Шрифт:
Закладка:
Туторин при этом покраснел и вскричал:
– Да ты не видишь, что идешь в бездну!.. Ведь нам жаль тебя, как доброго товарища! Нам больно видеть, как тобой тешится и играет эта (тут он употребил весьма энергично нецензурный эпитет)… и сгубит… непременно сгубит, как сгубила уже многих.
Я почувствовал при этом, как краска бросилась мне в лицо. Мне стал обиден не столько эпитет, которым грубо выругал ее этот мальчишка, но именно то, что этот глупый щенок вмешивается не в свое дело и берет меня под свое покровительство.
– Милостивый государь! – сказал я, стараясь быть, насколько возможно, хладнокровнее, но при этом чувствовал, как кровь заливала мне голову и глаза покрывались туманом. – Милостивый государь! Детей секут за то, что они вмешиваются не в свои дела… Но вы носите офицерский мундир… вероятно, по ошибке… и не понимаете, что нельзя оскорблять женщину офицеру…
– Да разве это женщина!..
При этом восклицании рассудок мой улетел окончательно.

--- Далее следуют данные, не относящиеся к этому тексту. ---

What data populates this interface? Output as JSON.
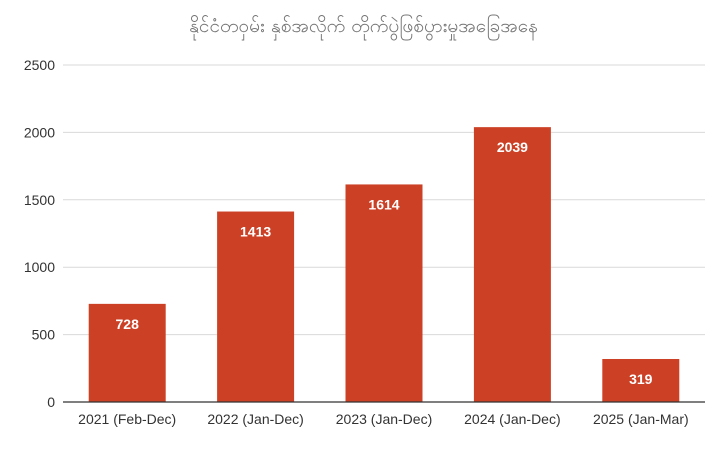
{
  "chart_data": {
    "type": "bar",
    "title": "နိုင်ငံတဝှမ်း နှစ်အလိုက် တိုက်ပွဲဖြစ်ပွားမှုအခြေအနေ",
    "xlabel": "",
    "ylabel": "",
    "categories": [
      "2021 (Feb-Dec)",
      "2022 (Jan-Dec)",
      "2023 (Jan-Dec)",
      "2024 (Jan-Dec)",
      "2025 (Jan-Mar)"
    ],
    "values": [
      728,
      1413,
      1614,
      2039,
      319
    ],
    "ylim": [
      0,
      2500
    ],
    "yticks": [
      0,
      500,
      1000,
      1500,
      2000,
      2500
    ],
    "grid": true,
    "legend": "none",
    "data_labels": true,
    "colors": {
      "bar": "#cc4125",
      "grid": "#d9d9d9",
      "axis": "#333333",
      "title": "#757575",
      "label_text": "#ffffff"
    }
  }
}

Я с бешенством вскочил и ударил по доске, на которой шла игра.
– Молчать! – закричал я неистово и хрипло.
LXV
Туторин также вскочил бледный.
– Как вы смеете!.. – закричал он.
Но я более не владел собою. Мне показалось противным красивое лицо его, дерзкое и молодое, и я более инстинктивно, чем сознательно, быстро размахнулся и ударил кулаком по этому лицу.
Что было потом, я не помню. Кажется, он выхватил саблю, но другие бросились и разняли нас. Помню только, что из дальних углов повскакали матросики и бросились к нам и в то же мгновение опять разбежались и попрятались, потому что в самую середину бастиона, в трех, в четырех шагах от того места, где мы стояли, прилетела и тяжело шлепнулась бомба, так что земля охнула под этим ударом.

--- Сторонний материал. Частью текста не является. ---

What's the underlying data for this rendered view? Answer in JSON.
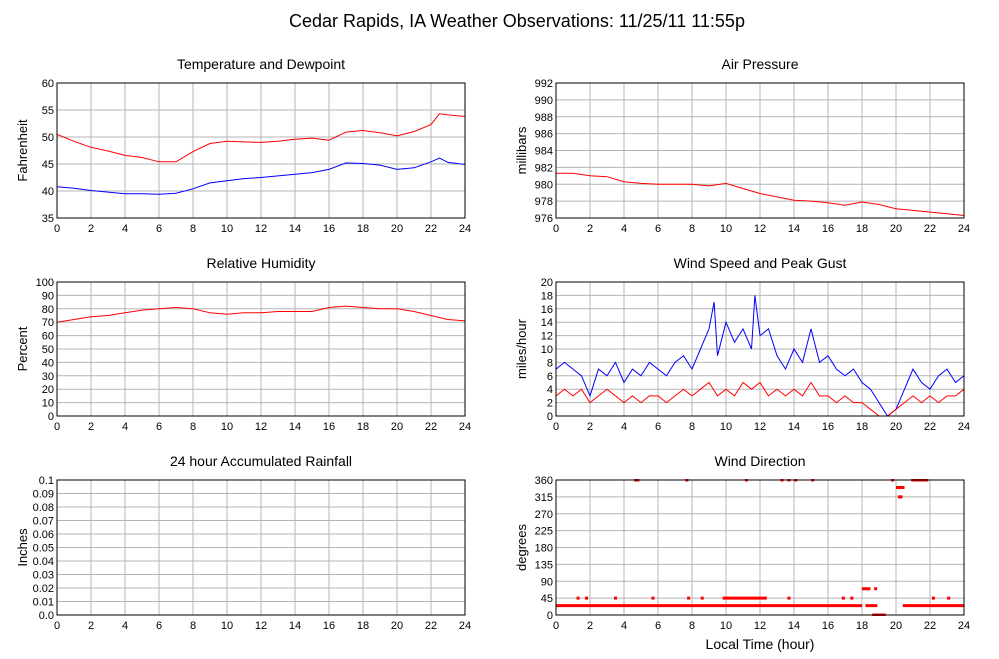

Помню, что в это мгновение страх смерти вдруг вытеснил во мне злобу. Может быть, меня охватила общая паника, но вслед за другими я кинулся в мою прежнюю каморку, и только что успел вскочить в нее, как раздался оглушительный удар, треск и лязг осколков, разбивавших камни.
Мы снова выглянули из наших убежищ.
Подле большой доски импровизированного стола, на земле валялись карты и лежал молодой матросик… Он бросился поднимать карты, которые в общей суматохе полетали со стола, и в это время накрыл его разрыв бомбы.
Один осколок ударил его в ногу, разбил колено, другой унес кисть руки, из которой кровь брызгала фонтаном. Он отчаянно махал ею, приговаривая со стоном:
– Ах, матушки! Ах, светы родимые!
Тотчас же к нему подбежали солдаты, подняли, положили на носилки и понесли.
Я не простился ни с кем и пошел к себе на Малахов курган.
Вечером рассыльный солдатик принес мне записку или, вернее, целое письмо, писанное на простой синей бумаге довольно безграмотно. Вот что было в этом письме;
«Милостивый Государь!
Вы, как офицер, должны понимать, что бить кулаком по роже есть бесчестие, а так как в военное время дуэли не обычны, то не угодно ли будет вам вместе со мною выйти завтра в 8 часов утра на опасное место, на площадку по дороге к бастиону 4 и простоять на оной площадке, под выстрелами неприятеля, пятнадцать минут. Суд Господень накажет обидчика.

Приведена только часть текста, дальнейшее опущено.